What they have by way of enclosed spaces are plenty of War Rooms — strategy rooms that you can retire into to ideate — and even a Crime Room. This is the hiring room, named after its famous Stolen campaign (it openly talked of stealing people), where Sapient conducts interviews.

Spread over six floors (ground to fifth) in one of the towers of the snazzy new Unitech Infospace Building on the Old Delhi Gurgaon road, the Sapient office is a large, confusing labyrinth.

As Neha takes me up and down, showing me the cafeterias (one on every floor), the huddle room (this is their fun room), the medical room, the gym (only about 60 of the 600 Sapient people use the facility regularly the trainer tells me regretfully), I lose my bearings.

The global markets team has shifted in but Sapient Nitro floors are still getting ready — “That is a funkier place — it's a creative zone and they are doing it up very differently,” says Pathak.


By now, Anand Bhaskar, Vice-President, People Success, has joined us on the tour — rather, we have collected him from the recreation room behind the cafeteria, where he was donating blood. “This is the space where most of the ongoing CSR activities are held,” explains Neha. One day in a year, Sapient people do community work at a project of their choice. But it's their annual fundraiser — the Silent Auction — that has engaged the people most, she says. The management puts up an offer — for instance, a dance by the top team or a breakfast cooked and served by the top team — and people bid for this. “We raised Rs 15 lakh last year,” says Pathak, with the highest bids going for a chance to see top leadership dancing to Bollywood item numbers.

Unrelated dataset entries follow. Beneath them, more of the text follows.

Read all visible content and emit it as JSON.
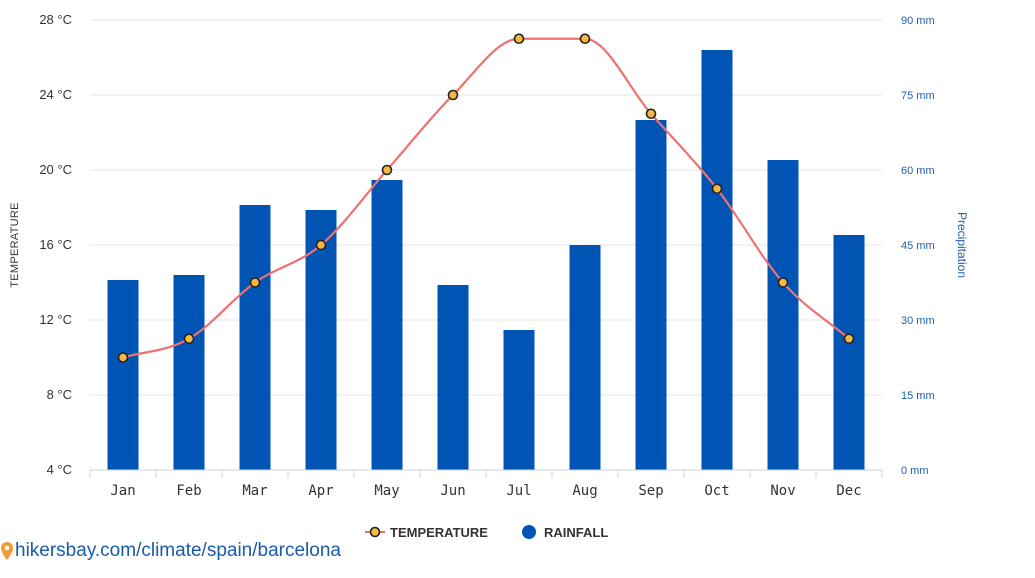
{
  "chart_data": {
    "type": "bar",
    "categories": [
      "Jan",
      "Feb",
      "Mar",
      "Apr",
      "May",
      "Jun",
      "Jul",
      "Aug",
      "Sep",
      "Oct",
      "Nov",
      "Dec"
    ],
    "series": [
      {
        "name": "TEMPERATURE",
        "type": "line",
        "axis": "left",
        "color": "#f07070",
        "marker_fill": "#f5b942",
        "values": [
          10,
          11,
          14,
          16,
          20,
          24,
          27,
          27,
          23,
          19,
          14,
          11
        ]
      },
      {
        "name": "RAINFALL",
        "type": "bar",
        "axis": "right",
        "color": "#0054b4",
        "values": [
          38,
          39,
          53,
          52,
          58,
          37,
          28,
          45,
          70,
          84,
          62,
          47
        ]
      }
    ],
    "ylabel": "TEMPERATURE",
    "ylabel_right": "Precipitation",
    "ylim": [
      4,
      28
    ],
    "ylim_right": [
      0,
      90
    ],
    "yticks": [
      "4 °C",
      "8 °C",
      "12 °C",
      "16 °C",
      "20 °C",
      "24 °C",
      "28 °C"
    ],
    "yticks_values": [
      4,
      8,
      12,
      16,
      20,
      24,
      28
    ],
    "yticks_right": [
      "0 mm",
      "15 mm",
      "30 mm",
      "45 mm",
      "60 mm",
      "75 mm",
      "90 mm"
    ],
    "yticks_right_values": [
      0,
      15,
      30,
      45,
      60,
      75,
      90
    ],
    "grid": true,
    "legend_position": "bottom-center"
  },
  "credit": {
    "text": "hikersbay.com/climate/spain/barcelona",
    "icon": "map-pin-icon"
  }
}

As I exclaim about what a maze the office is, Bhaskar grins engagingly and says, “That's why we organise a treasure hunt when we move into a new facility. It helps people get acquainted with all the nooks and corners of the building in a fun way.”

In Bangalore, for instance, he describes how the last clue of the treasure hunt was — ‘what do you do after a marriage?'

“The teams went berserk cracking that clue until somebody figured out they had to go to the reception area,” he chuckles.

Fun and games are as integral a part of the Sapient culture I learn, as is openness, which is a core value of the firm. This is not only reflected in the open plan, but also in the way it has broken down conventional hierarchical models.

Of course, in a country like India, where hierarchical models are respected, it was a challenge to introduce this concept, which is why 50 expat managers were sent here to live and demonstrate the model.

New recruits are sent to a boot camp called SapeStart and learn that they are expected to speak their mind.

Prashant Sehgal, who says he has come to Sapient after working in banks, finds this openness a liberating factor. “Everyone has a voice and everyone is heard,” he says.